Given my condition and knowing that I can have some communication difficulties...and knowing all about cognitive bias within the medical field...I have found that walking into the appointment with a written Word document of all my concerns, symptoms, diet, supplements, medications...all of it...sometimes pages of information is often appreciated. I receive positive comments on this repeatedly. "No one does this...Wow!...Thanks!...Can I keep this?" However, what it does is limit the questions...because you've given them so much information...but also, if you have communication difficulties, you've been able to express your concerns without them interrupting your train of thought. It allows me to have more control over the narrative.
 
^^^
everything @Neonatal RRT said

I'll just add that I don't know if there's a medical term for emotional numbness, but it's definitely real. Alexithymia is defined as difficulty assessing and describing emotions. But if there's nothing at all there to assess/describe (along with overlapping alexithymia, autism, and schizophrenia as mentioned above) it's particularly confusing for normies.

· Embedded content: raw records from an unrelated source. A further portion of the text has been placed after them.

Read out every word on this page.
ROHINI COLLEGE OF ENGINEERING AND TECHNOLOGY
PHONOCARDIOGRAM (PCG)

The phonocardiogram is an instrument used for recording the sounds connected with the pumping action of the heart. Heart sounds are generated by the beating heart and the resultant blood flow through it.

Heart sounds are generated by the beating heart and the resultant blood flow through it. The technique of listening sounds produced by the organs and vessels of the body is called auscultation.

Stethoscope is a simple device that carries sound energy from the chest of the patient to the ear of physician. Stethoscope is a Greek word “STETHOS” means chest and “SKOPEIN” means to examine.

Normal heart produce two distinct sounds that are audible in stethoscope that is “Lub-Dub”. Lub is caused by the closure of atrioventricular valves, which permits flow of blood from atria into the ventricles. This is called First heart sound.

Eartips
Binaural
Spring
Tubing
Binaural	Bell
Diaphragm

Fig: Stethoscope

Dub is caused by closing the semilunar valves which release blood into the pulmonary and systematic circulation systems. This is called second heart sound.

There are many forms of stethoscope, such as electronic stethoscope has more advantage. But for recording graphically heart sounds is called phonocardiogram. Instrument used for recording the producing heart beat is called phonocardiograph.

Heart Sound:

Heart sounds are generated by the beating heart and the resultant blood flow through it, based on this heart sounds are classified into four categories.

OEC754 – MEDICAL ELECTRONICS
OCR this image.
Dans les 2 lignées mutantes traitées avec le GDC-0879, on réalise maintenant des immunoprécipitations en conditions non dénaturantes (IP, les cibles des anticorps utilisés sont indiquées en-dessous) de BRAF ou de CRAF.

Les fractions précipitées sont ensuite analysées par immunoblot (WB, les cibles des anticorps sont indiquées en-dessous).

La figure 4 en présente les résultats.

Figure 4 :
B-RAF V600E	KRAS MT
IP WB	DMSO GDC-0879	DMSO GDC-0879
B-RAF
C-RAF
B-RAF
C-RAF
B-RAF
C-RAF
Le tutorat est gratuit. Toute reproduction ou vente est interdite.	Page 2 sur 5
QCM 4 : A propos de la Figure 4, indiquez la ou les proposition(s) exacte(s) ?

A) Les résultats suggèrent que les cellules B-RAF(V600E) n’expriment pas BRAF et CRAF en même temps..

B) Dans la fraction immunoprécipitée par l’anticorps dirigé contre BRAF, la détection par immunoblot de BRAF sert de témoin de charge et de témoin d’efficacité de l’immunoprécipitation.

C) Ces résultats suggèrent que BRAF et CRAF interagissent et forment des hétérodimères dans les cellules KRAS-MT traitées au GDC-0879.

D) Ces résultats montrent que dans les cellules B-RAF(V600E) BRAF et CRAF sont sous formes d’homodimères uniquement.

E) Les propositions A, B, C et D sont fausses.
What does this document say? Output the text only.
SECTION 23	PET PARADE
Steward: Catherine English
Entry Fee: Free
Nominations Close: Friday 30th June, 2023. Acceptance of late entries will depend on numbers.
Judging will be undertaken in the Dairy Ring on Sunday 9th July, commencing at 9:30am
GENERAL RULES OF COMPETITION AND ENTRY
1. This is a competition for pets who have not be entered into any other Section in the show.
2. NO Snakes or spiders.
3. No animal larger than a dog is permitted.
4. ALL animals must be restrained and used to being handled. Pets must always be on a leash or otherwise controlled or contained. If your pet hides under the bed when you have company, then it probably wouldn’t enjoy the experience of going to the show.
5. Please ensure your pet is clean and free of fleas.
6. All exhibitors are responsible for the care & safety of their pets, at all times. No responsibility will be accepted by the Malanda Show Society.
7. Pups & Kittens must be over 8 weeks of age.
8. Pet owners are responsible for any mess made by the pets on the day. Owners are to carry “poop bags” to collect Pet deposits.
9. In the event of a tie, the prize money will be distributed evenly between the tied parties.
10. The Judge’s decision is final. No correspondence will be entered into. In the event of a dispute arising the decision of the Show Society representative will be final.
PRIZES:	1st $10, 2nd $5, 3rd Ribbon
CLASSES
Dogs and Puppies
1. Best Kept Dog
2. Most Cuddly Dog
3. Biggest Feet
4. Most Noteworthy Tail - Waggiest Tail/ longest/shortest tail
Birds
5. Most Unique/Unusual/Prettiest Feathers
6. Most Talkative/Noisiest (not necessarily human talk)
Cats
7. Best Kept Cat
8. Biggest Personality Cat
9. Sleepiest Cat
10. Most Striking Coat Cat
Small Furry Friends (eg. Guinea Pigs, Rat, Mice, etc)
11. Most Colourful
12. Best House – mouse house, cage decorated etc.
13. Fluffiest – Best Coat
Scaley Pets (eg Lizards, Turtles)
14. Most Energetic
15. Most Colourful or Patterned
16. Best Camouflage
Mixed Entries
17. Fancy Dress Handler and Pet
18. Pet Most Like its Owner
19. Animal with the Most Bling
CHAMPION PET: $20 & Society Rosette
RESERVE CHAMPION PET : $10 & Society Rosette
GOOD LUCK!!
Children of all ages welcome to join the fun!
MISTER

I know what this is like, and I know what it's like to try to describe it to people. It's especially difficult when I get asked, "How do you feel about (whatever)?" I instantly revert to mask mode and make something up. I'm trying to become more real and not do that, but people just don't believe me when I say, "I have no feeling at all about that, or anything else really." It's unsettling to them.

ICD codes (and/or the DSM in the USA) exist due to insurance. These allow healthcare providers to bucket people so insurance carriers can attach codes to those people. When the codes are insufficient or don't fit the patient neatly, healthcare providers (who "grew up" in school with ICD/DSM as their diagnostic guide) will just refuse to believe that anyone could fall outside of the codes.

There are some therapists/doctors who will look at you as an individual rather than a collection of DSM labels. I hope you can find someone like that. It takes a lot of patience to put up with the system that long, though. I think @Neonatal RRT 's suggestion of writing it all out and handing it to a provider is excellent! Will have to adopt that myself.